一審では『・・このような車両の連結・解放・ブレーキ操作の方法・装置は,特許を取得する程度に新規なものであったことから,これに対応するプログラムも,当時およそ世の中に存在しなかった新規な内容のものであるということができる。したがって,本件プログラムは,DHL車の部分及びTC車の部分を併せた全体として新規な表現であり,しかも,その分量(ソースリストでみると,DHL車の部分は1300行以上,TC車の部分は約1000行)も多く,選択配列の幅が十分にある中から選択配列されたものということができるから,その表現には全体として作成者の個性が表れているものと推認することができる。』と判断されました。

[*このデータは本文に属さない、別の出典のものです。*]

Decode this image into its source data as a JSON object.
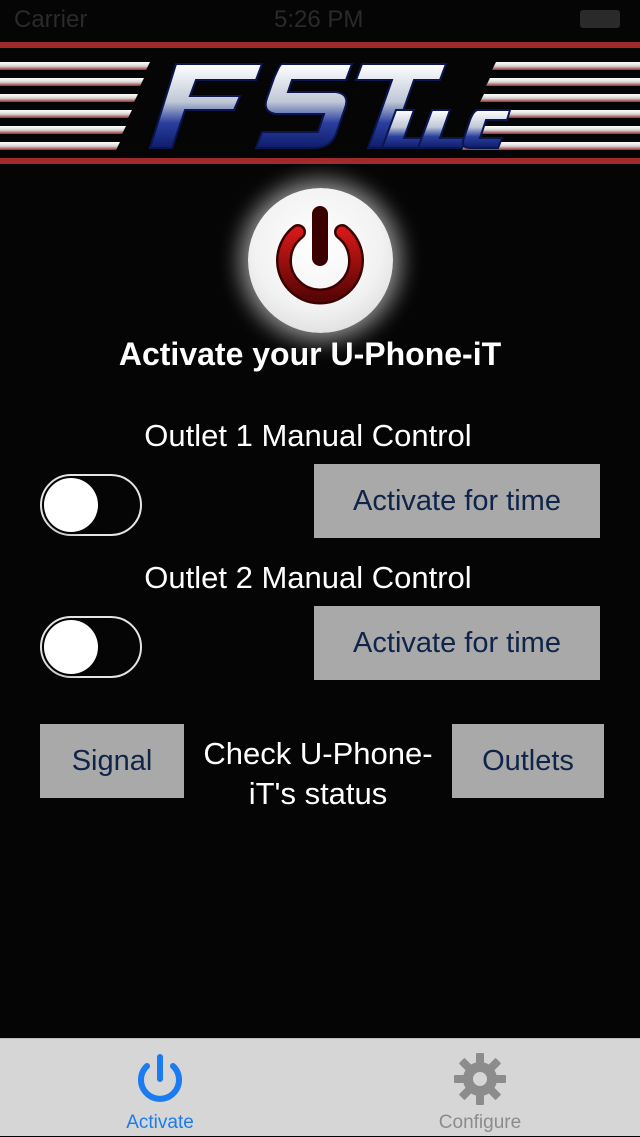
{
  "status_bar": {
    "carrier": "Carrier",
    "time": "5:26 PM"
  },
  "header": {
    "logo_text": "FST",
    "logo_suffix": "LLC"
  },
  "hero": {
    "title": "Activate your U-Phone-iT"
  },
  "outlet1": {
    "title": "Outlet 1 Manual Control",
    "toggle_on": false,
    "button_label": "Activate for time"
  },
  "outlet2": {
    "title": "Outlet 2 Manual Control",
    "toggle_on": false,
    "button_label": "Activate for time"
  },
  "status_check": {
    "signal_label": "Signal",
    "label": "Check U-Phone-iT's status",
    "outlets_label": "Outlets"
  },
  "tab_bar": {
    "tabs": [
      {
        "label": "Activate",
        "icon": "power-icon",
        "active": true
      },
      {
        "label": "Configure",
        "icon": "gear-icon",
        "active": false
      }
    ]
  },
  "colors": {
    "background": "#050505",
    "button_bg": "#a9a9a9",
    "button_text": "#10244a",
    "tab_active": "#1a7cf0",
    "tab_inactive": "#8c8c8c",
    "power_red": "#8a0a0a",
    "banner_red": "#a12a2a"
  }
}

ソースコードによって実現される機能が特許的に新規であり、そのソースコードの量も膨大だから、プログラム著作物としての著作物性が認められるというのが一審の判断です。
これに対して控訴審では、『もっとも,1審原告は,本来,ソースコードの詳細な検討を行うまでもなく,本件プログラムは著作物性を有するなどと主張して・・・本件プログラムのいかなる箇所にプログラム制作者の個性が発揮されているのかについて具体的に主張立証しない。したがって,DHL車側プログラムに挿入された上記命令がどのような機能を有するものか,他に選択可能な挿入箇所や他に選択可能な命令が存在したか否かについてすら,不明であるというほかなく,当該命令部分の存在が,選択の幅がある中から,プログラム制作者が選択したものであり,かつ,それがありふれた表現ではなく,プログラム制作者の個性,すなわち表現上の創作性が発揮されているものであることについて,これを認めるに足りる証拠はないというほかない。以上からすると,DHL車側のプログラムには,表現上の創作性を認めることはできない。』と判断されました。ソースコードのどこに選択の幅があって、その選択に創作者の個性が表れていることを具体的に立証していないから、いくら特許として新規性があってもプログラム著作物としての著作物性が認められないというのが控訴審の判断です。

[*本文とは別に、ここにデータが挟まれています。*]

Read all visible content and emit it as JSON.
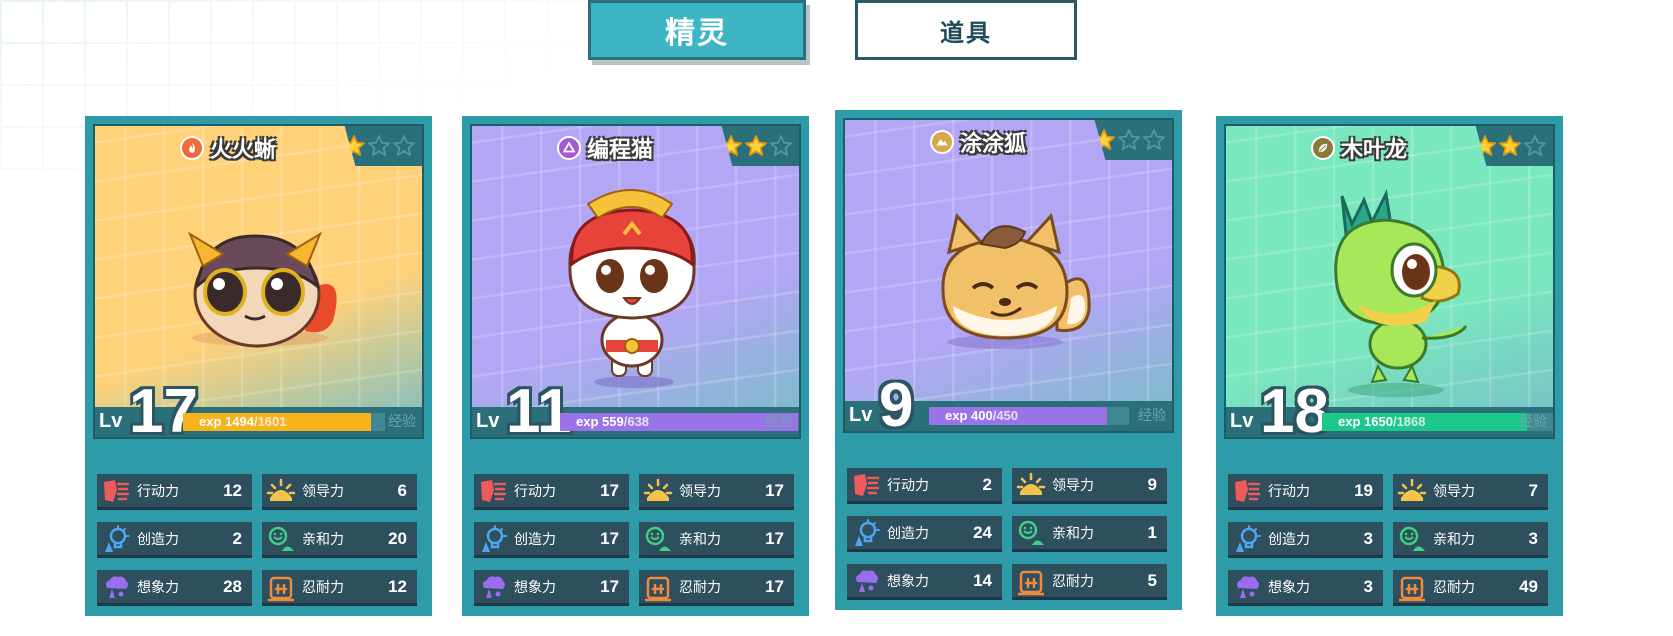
{
  "tabs": {
    "spirits": "精灵",
    "items": "道具"
  },
  "exp_label": "exp",
  "exp_side_label": "经验",
  "lv_label": "Lv",
  "colors": {
    "teal_frame": "#2d9ba8",
    "dark_panel": "#2e4f5d",
    "tab_active": "#3eb5c4"
  },
  "cards": [
    {
      "name": "火火蜥",
      "element": "fire",
      "stars": 1,
      "max_stars": 3,
      "level": "17",
      "exp_current": "1494",
      "exp_max": "/1601",
      "exp_fraction": 0.933,
      "bg_color": "#ffd27a",
      "exp_color": "#f7b21c",
      "stats": [
        {
          "label": "行动力",
          "value": "12",
          "icon": "action-icon"
        },
        {
          "label": "领导力",
          "value": "6",
          "icon": "leadership-icon"
        },
        {
          "label": "创造力",
          "value": "2",
          "icon": "creativity-icon"
        },
        {
          "label": "亲和力",
          "value": "20",
          "icon": "affinity-icon"
        },
        {
          "label": "想象力",
          "value": "28",
          "icon": "imagination-icon"
        },
        {
          "label": "忍耐力",
          "value": "12",
          "icon": "endurance-icon"
        }
      ]
    },
    {
      "name": "编程猫",
      "element": "psychic",
      "stars": 2,
      "max_stars": 3,
      "level": "11",
      "exp_current": "559",
      "exp_max": "/638",
      "exp_fraction": 0.876,
      "bg_color": "#b3a6f5",
      "exp_color": "#9b73e8",
      "stats": [
        {
          "label": "行动力",
          "value": "17",
          "icon": "action-icon"
        },
        {
          "label": "领导力",
          "value": "17",
          "icon": "leadership-icon"
        },
        {
          "label": "创造力",
          "value": "17",
          "icon": "creativity-icon"
        },
        {
          "label": "亲和力",
          "value": "17",
          "icon": "affinity-icon"
        },
        {
          "label": "想象力",
          "value": "17",
          "icon": "imagination-icon"
        },
        {
          "label": "忍耐力",
          "value": "17",
          "icon": "endurance-icon"
        }
      ]
    },
    {
      "name": "涂涂狐",
      "element": "earth",
      "stars": 1,
      "max_stars": 3,
      "level": "9",
      "exp_current": "400",
      "exp_max": "/450",
      "exp_fraction": 0.889,
      "bg_color": "#b3a6f5",
      "exp_color": "#9b73e8",
      "stats": [
        {
          "label": "行动力",
          "value": "2",
          "icon": "action-icon"
        },
        {
          "label": "领导力",
          "value": "9",
          "icon": "leadership-icon"
        },
        {
          "label": "创造力",
          "value": "24",
          "icon": "creativity-icon"
        },
        {
          "label": "亲和力",
          "value": "1",
          "icon": "affinity-icon"
        },
        {
          "label": "想象力",
          "value": "14",
          "icon": "imagination-icon"
        },
        {
          "label": "忍耐力",
          "value": "5",
          "icon": "endurance-icon"
        }
      ]
    },
    {
      "name": "木叶龙",
      "element": "grass",
      "stars": 2,
      "max_stars": 3,
      "level": "18",
      "exp_current": "1650",
      "exp_max": "/1868",
      "exp_fraction": 0.883,
      "bg_color": "#7ae8bf",
      "exp_color": "#1dc98a",
      "stats": [
        {
          "label": "行动力",
          "value": "19",
          "icon": "action-icon"
        },
        {
          "label": "领导力",
          "value": "7",
          "icon": "leadership-icon"
        },
        {
          "label": "创造力",
          "value": "3",
          "icon": "creativity-icon"
        },
        {
          "label": "亲和力",
          "value": "3",
          "icon": "affinity-icon"
        },
        {
          "label": "想象力",
          "value": "3",
          "icon": "imagination-icon"
        },
        {
          "label": "忍耐力",
          "value": "49",
          "icon": "endurance-icon"
        }
      ]
    }
  ]
}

この事件において、プログラムが新規な機能を有することは、プログラム著作物としての著作物性を推認する根拠にすらならないと判断されたことになります。プログラムが特許となる程度に新規であることと、プログラム著作物としての著作物性があることとは、無関係であるということが念押しされた判決であると言えます。プログラムの保護に対する著作権法と特許法の考え方の相違が顕著に表れた判例だと言えます。
プログラムは特許法だけでなく著作権法でも保護されるという印象があり、それ自体は間違いではないのですが、需要者が求めるようなプログラムの新規な機能については特許法でのみ保護されることに留意すべきです。5回にわたってこのテーマを書きましたが、プログラム発明について特許出願をする必要性を改めて認識させられた考察となりました。
一旦、このテーマは終わりますが、コードに選択の幅があるなかで、どのようなコードを選択した場合に創作性が認められるかについて、引き続き調べてみようと思います。